Here's what Ang Lee said:
Many things in "The Wedding Banquet" came out of my system. I thought it would be fine if the days were over, but they actually accumulated in my heart. In hindsight, maybe it was because I didn’t study well, I liked drama, and it was my father’s least favorite business, so I couldn’t do it, and I always had a sense of guilt in my subconscious. Feelings of helplessness, grievance, and apology are always stuffed in the depths of my heart, and there is a lot of backlog, so I made this kind of film.
The reason why I am used to dealing with Central Plains culture rather than Taiwanese culture is because it is a feeling, and it is related to my upbringing. I miss the ethics of the past because the old order provided us with a sense of security, and because the upbringing of the past formed part of my personality. When I am frustrated and tested, it naturally comes out. I have to face it, deal with it, always face it, whether it's satirical comedy or tragic sentimentality.
For us, the question of where to go for identity has been a tangle and confusion for nearly a hundred years. As the second generation from other provinces, I can't help but notice the issue of inheritance (Taiwanese films pay more attention to the awakening of national consciousness), not only the inheritance of culture, but also the inheritance of living habits and ethics. Facing the era of rapid changes, these inheritances have lost their taste, just like the dishes in "Diet Men and Women", they only have the appearance, and there is something missing from the inside.
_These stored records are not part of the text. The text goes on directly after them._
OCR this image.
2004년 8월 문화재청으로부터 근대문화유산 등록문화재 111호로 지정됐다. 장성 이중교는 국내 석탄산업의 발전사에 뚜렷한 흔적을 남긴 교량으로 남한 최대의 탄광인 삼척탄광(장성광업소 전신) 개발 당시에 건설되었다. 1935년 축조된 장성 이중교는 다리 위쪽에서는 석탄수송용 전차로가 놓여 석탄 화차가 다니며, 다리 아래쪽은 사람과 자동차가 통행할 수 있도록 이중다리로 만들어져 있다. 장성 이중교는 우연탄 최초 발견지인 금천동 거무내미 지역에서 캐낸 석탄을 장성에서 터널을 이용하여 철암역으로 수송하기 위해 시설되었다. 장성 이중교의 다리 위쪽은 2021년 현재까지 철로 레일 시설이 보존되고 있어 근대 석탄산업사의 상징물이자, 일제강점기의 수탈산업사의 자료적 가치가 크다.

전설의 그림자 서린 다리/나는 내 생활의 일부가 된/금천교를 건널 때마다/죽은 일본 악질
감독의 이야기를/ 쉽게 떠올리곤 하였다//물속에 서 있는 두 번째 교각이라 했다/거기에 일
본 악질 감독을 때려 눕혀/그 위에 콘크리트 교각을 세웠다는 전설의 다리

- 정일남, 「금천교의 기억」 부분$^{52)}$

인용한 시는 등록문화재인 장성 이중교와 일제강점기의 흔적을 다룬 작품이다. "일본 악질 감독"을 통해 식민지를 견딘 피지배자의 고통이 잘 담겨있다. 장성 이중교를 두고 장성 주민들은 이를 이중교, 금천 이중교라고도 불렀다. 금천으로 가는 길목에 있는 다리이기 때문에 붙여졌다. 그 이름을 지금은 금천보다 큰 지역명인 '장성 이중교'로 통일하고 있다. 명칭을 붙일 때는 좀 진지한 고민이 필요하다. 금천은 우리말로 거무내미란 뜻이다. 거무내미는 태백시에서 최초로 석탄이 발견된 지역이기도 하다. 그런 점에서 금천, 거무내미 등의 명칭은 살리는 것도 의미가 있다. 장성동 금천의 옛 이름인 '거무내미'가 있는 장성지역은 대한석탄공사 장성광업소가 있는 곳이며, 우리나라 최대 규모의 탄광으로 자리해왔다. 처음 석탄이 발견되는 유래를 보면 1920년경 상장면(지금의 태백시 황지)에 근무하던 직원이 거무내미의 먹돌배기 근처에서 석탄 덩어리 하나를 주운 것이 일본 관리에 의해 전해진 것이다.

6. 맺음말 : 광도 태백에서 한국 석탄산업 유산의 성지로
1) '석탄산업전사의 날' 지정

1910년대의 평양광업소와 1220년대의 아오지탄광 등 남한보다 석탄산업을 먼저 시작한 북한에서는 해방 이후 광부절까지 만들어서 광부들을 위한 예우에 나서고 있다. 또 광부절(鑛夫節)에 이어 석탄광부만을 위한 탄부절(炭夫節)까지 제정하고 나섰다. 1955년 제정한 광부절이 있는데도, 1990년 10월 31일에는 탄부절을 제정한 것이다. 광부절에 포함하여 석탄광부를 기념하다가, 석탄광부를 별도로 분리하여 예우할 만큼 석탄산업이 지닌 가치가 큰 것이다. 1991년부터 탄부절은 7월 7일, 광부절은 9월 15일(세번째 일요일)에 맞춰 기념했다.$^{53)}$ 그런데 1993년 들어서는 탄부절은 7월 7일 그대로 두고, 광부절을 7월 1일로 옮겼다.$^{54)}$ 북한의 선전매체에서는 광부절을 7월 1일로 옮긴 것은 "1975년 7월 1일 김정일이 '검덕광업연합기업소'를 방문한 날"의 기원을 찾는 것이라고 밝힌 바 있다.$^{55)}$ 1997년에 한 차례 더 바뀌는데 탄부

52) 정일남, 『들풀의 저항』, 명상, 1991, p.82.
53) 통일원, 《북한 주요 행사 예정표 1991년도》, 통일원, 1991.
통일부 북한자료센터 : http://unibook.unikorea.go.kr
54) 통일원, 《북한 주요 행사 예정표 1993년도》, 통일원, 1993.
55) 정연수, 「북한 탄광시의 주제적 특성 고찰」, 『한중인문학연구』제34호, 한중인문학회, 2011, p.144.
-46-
I grew up in a very conservative family of scholar-officials, and my personality was not very rebellious, so the thing that most affected my heart was "ethics". Facing the inability to perform filial piety and the various contradictions between tradition and reality, I have something to say. Of course, many of them are lies given to us by the previous generation (each generation has its white lies), creating our illusions, a misguided identification, and these are all different from the truth.
I really don't know if "The Wedding Banquet" is doing a happy ending, but when someone told me about it, I started to think about it. In fact, this is related to my personality. Its ending is not "happy", but a desire for completeness and completeness, which has the meaning of complacency. If you want to "seek perfection", you must suffer some "grievances", which is also part of my personality.